De plano, insta esclarecer que se aplica à hipótese o Código de Defesa do Consumidor, nos termos do seu artigo 22. A jurisprudência do Superior Tribunal de Justiça já nem discute mais a incidência do diploma consumerista, tratando automaticamente de relacionar a distribuição de energia elétrica à relação de consumo.
Analisando a exordial e os termos da audiência de conciliação, ficou demonstrado que a parte autora buscou a concessionária para efetuar a ligação de energia, sem êxito.
Cabe enfatizar que o fornecimento de energia elétrica decorre de concessão pública, porquanto a Administração Pública, titular do serviço, através de delegação negocial, concede à empresa concessionária a prestação do serviço. Esta é a inteligência do art. 175 da Constituição Federal. Inclusive, o inciso IV, parágrafo único, do citado artigo, prevê que competirá à lei dispor sobre a obrigação de manutenção do serviço adequado.
A regulamentação de aludido dispositivo foi dada pela Lei nº 8.987/1995, a qual estabelece, em seu art. 6º, §1º, que “ serviço adequado é o que satisfaz as condições de regularidade, continuidade, eficiência, segurança, atualidade, generalidade, cortesia na sua prestação e modicidade das tarifas”. Igual redação tem o art. 140, §1º, da Resolução nº 414/2010 da ANEEL.
O princípio da generalidade, ou universalidade, é descrito pela doutrina como sendo o atendimento a todos os que se situem na área abrangida pelo serviço, sem discriminação. Logo, esse princípio se revela tanto na amplitude dos beneficiários como na vedação à discriminação, consagrando a isonomia.

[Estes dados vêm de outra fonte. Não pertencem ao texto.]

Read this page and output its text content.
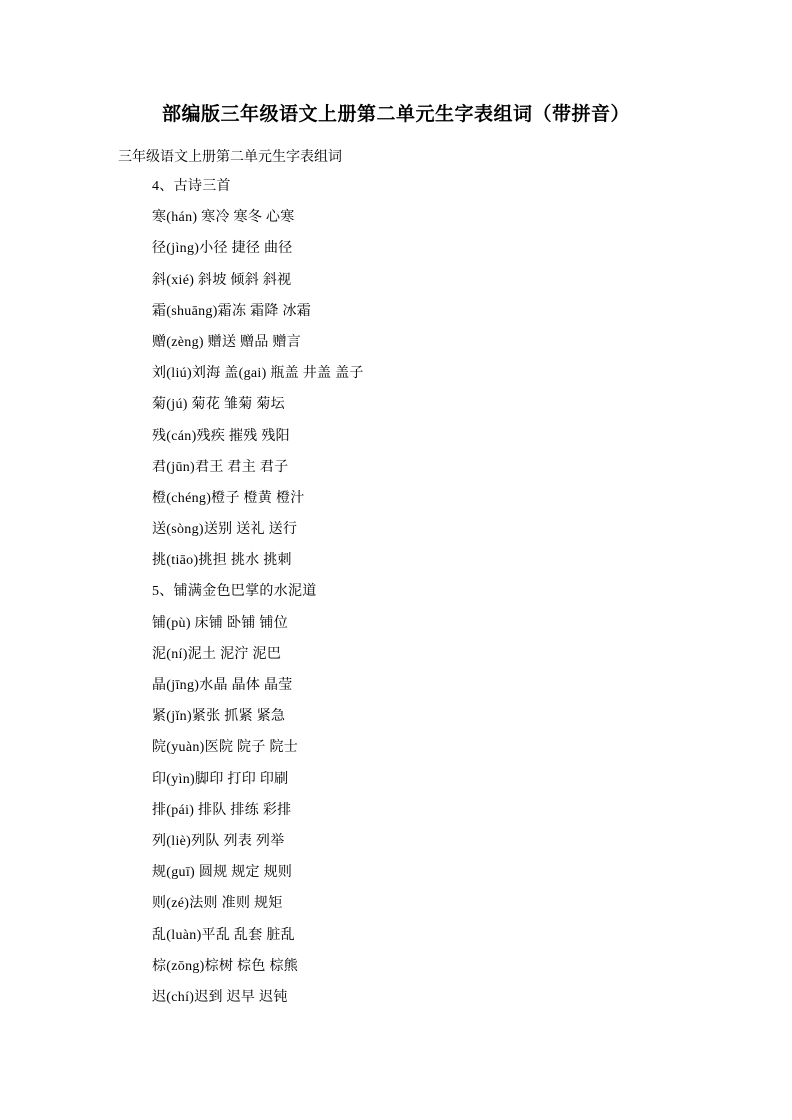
部编版三年级语文上册第二单元生字表组词（带拼音）

三年级语文上册第二单元生字表组词

4、古诗三首

寒(hán) 寒冷 寒冬 心寒

径(jìng)小径 捷径 曲径

斜(xié) 斜坡 倾斜 斜视

霜(shuāng)霜冻 霜降 冰霜

赠(zèng) 赠送 赠品 赠言

刘(liú)刘海 盖(gai) 瓶盖 井盖 盖子

菊(jú) 菊花 雏菊 菊坛

残(cán)残疾 摧残 残阳

君(jūn)君王 君主 君子

橙(chéng)橙子 橙黄 橙汁

送(sòng)送别 送礼 送行

挑(tiāo)挑担 挑水 挑刺

5、铺满金色巴掌的水泥道

铺(pù) 床铺 卧铺 铺位

泥(ní)泥土 泥泞 泥巴

晶(jīng)水晶 晶体 晶莹

紧(jǐn)紧张 抓紧 紧急

院(yuàn)医院 院子 院士

印(yìn)脚印 打印 印刷

排(pái) 排队 排练 彩排

列(liè)列队 列表 列举

规(guī) 圆规 规定 规则

则(zé)法则 准则 规矩

乱(luàn)平乱 乱套 脏乱

棕(zōng)棕树 棕色 棕熊

迟(chí)迟到 迟早 迟钝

Portanto, é dever das empresas concessionárias realizar os expedientes necessários à concretização da universalidade na prestação do serviço, atendendo com diligência as solicitações dos consumidores, nos termos da mesma Resolução nº 414/2010, sobretudo nos termos do art. 30 e seguintes, in verbis:
Art. 31. A ligação da unidade consumidora ou adequação da ligação existente deve ser efetuada de acordo com os prazos máximos a seguir fixados: (Redação dada pela REN ANEEL 670 de 14.07.2015)
I - 2 (dois) dias úteis para unidade consumidora do grupo B, localizada em área urbana;
II - 5 (cinco) dias úteis para unidade consumidora do grupo B, localizada em área rural; e
III - 7 (sete) dias úteis para unidade consumidora do grupo A.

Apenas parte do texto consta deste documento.